Asanga come from Gandhara in north-west India (today Peshawar). He was at first a follower of hinayana but with his brother Vasubandhu (a Buddhist philosopher) he affiliated himself with mahayana. In the writings ascribed to him, including Yogacarabhumishastra (Manual of stages of the application of yoga), Mahayanasamgraha (The concept of mahayana), and Abhidharmasamuccaya (Collection of abhidharma), he regards mahayana as the sole authentic doctrine of Buddha (abhidhamma). According to Asanga, awakening, or the intuitive knowledge of the highest truth, can be obtained only by methodical yogic practice, and so he founded the school of yogacari and developed the Buddhist theory of consciousness. He introduced into that theory the concept of “the store of consciousness”, i.e. superconsciousness, which hides the embryos of ideas and actions future and past, and also gathers the results of the influence of truth—karman. One consequence of the presuppostion referring to more ancient thoughts, that all perceptible phenomena and their features are only a projection of ideas from “the store of consciousness” was that Asanga accepted the idea that the world is an illusion (maya).

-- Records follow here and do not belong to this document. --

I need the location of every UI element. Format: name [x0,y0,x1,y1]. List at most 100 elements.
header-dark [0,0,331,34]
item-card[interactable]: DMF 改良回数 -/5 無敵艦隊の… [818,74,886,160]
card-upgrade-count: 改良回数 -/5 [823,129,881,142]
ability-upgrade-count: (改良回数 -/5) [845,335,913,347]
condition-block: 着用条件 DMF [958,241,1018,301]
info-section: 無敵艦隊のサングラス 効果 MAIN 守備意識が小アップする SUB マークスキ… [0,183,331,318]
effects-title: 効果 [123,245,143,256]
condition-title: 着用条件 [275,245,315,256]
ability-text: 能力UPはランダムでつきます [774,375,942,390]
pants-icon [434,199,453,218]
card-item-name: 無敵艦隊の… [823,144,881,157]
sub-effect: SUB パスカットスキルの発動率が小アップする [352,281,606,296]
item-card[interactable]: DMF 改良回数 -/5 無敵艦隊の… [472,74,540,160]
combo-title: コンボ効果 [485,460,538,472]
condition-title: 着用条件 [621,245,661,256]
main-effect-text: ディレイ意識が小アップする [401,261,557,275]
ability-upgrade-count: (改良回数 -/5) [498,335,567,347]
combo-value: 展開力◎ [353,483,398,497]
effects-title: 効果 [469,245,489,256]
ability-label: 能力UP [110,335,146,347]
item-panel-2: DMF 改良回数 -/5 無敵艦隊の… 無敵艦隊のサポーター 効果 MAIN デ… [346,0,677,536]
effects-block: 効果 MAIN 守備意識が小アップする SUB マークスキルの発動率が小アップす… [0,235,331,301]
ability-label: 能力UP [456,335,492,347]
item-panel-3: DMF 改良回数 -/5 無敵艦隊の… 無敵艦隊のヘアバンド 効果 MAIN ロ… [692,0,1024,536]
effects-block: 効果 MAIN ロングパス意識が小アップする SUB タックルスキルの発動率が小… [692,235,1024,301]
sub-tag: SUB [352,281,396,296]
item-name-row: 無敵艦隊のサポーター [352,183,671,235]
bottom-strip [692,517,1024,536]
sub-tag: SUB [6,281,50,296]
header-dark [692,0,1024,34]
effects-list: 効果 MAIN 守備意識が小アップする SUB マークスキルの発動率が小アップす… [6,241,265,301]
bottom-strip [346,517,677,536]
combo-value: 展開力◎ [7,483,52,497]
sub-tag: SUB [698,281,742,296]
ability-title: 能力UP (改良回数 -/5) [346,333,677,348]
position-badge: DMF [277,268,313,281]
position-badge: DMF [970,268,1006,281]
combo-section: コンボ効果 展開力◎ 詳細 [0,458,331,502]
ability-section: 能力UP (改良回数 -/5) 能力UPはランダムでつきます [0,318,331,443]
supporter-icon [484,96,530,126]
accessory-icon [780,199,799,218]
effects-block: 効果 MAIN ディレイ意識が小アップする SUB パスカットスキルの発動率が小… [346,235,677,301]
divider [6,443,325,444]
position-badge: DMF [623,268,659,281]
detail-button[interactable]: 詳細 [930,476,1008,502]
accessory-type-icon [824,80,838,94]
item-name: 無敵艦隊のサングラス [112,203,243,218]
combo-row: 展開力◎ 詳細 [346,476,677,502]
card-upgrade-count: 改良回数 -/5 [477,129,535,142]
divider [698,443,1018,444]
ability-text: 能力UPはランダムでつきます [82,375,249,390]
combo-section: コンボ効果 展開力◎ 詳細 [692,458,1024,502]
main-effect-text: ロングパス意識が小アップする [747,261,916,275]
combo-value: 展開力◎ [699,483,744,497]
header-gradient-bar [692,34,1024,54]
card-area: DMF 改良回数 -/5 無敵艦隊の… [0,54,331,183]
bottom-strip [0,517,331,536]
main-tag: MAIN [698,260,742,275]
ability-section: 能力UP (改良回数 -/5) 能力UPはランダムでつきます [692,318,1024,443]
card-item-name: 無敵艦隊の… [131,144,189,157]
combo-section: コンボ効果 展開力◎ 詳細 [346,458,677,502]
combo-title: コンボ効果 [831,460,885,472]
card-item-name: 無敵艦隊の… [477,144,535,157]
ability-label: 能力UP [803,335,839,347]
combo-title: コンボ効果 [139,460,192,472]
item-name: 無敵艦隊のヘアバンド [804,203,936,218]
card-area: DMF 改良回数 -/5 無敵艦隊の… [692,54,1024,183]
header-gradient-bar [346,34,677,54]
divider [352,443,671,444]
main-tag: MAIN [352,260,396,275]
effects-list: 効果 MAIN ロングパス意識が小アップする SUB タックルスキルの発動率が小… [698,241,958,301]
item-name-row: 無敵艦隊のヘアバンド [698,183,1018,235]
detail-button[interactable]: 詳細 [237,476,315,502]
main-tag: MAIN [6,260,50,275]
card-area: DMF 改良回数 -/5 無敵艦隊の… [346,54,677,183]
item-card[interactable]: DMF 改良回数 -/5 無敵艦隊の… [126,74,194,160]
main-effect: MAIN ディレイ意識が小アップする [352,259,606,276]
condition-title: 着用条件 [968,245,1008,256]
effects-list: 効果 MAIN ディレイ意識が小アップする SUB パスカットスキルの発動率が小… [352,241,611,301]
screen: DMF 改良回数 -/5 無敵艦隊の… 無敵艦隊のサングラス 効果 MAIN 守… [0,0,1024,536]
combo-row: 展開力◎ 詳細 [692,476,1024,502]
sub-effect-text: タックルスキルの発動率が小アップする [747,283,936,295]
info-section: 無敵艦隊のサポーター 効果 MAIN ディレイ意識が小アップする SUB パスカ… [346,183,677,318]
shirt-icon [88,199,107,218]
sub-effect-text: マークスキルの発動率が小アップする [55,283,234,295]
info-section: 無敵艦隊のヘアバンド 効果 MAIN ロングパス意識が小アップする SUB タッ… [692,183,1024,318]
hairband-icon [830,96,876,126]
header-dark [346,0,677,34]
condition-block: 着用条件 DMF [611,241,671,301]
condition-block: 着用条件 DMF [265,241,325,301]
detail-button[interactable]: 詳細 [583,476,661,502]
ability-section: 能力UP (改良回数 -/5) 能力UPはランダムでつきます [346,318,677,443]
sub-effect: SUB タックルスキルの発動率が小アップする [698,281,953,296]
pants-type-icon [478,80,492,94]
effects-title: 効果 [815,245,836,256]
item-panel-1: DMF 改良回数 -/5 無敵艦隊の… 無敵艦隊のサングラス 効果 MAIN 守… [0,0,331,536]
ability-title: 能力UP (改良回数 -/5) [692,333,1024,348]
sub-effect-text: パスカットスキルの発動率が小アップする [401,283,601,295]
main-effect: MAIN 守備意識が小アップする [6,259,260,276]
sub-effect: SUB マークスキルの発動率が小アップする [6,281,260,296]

M. Winternitz, A History of Indian Literature, Ca 1933; II 354–356; S. Radhakrishnan, Indian Philosophy, Lo 1951 (Filozofia indyjska [Indian philosophy], Wwa 1959–1960, I 571–588); E. Conze, Buddhist Thought in India, Lo 1962, 133–134, 250–254; M. Mejor, Buddyzm [Buddhism], Wwa 1980; S. Schayer, O filozofowaniu Hindusów [Of the philosophical thought of the Indians], Wwa 1988.